Alfred Magilton Best (August 31, 1876 – May 6, 1958) was an American insurance industry executive who founded the firm now known as AM Best to evaluate the financial stability of insurance companies, their ability to pay claims, as well as the financial viability of surplus notes and other financial instruments issued by insurers.

== Biography ==
Born on August 3, 1876, in Caldwell, New Jersey, Best was first hired in the insurance industry as a teenager, working for insurers and brokers. Working for a planned insurance company in his late teens and earning a "princely sum" of a salary that he thought was unjustifiably high, he realized that the company he was working for was a "den of thieves". Working for The Spectator, a leading insurance publication, he realized that there were insurers who were issuing policies but lacked the capital to adequately cover losses.
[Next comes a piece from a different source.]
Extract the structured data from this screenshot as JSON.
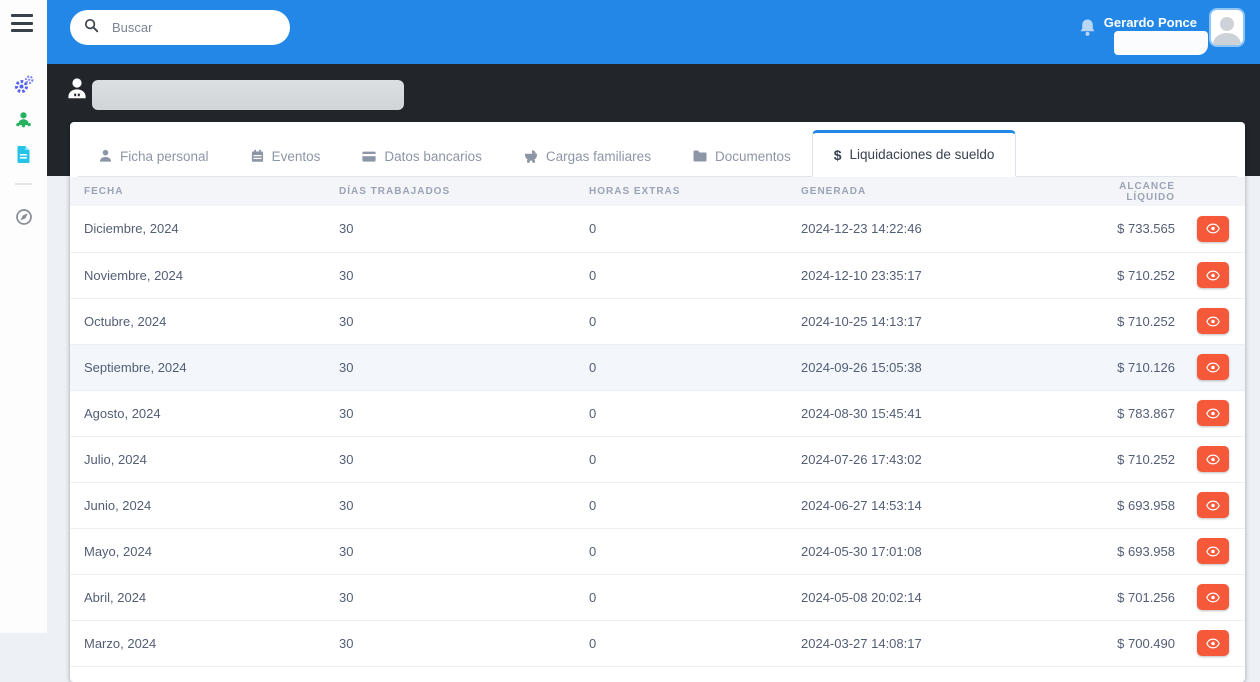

In 1897, Best started a business with two other partners to produce financial reports on insurers, but the partnership fizzled out after 18 months.

Building on his industry experience, Best established his eponymous company in 1899 to provide guidance to brokers and customers about the financial status of insurers based on analysis of their accounting records. Beginning with a series of annual evaluations, he added monthly reports in 1904 and started issuing formal ratings in 1906. After the 1906 San Francisco earthquake, Best and his staff devoted months to producing a report analyzing the impact of fire losses experienced by more than 200 insurers, which generated sales of 250,000 copies and generated publicity for A. M. Best.

In 1958, Best was named Insurance Man of the Year by the Federation of Insurance Counsels. He was posthumously inducted into the Insurance Hall of Fame in 1962.

In addition to his insurance and construction interests, Best grew flowers and ran a dairy farm in Peru, Vermont. A resident of Sutton Place South in Manhattan, he died on May 6, 1958, and was survived by a daughter and a son.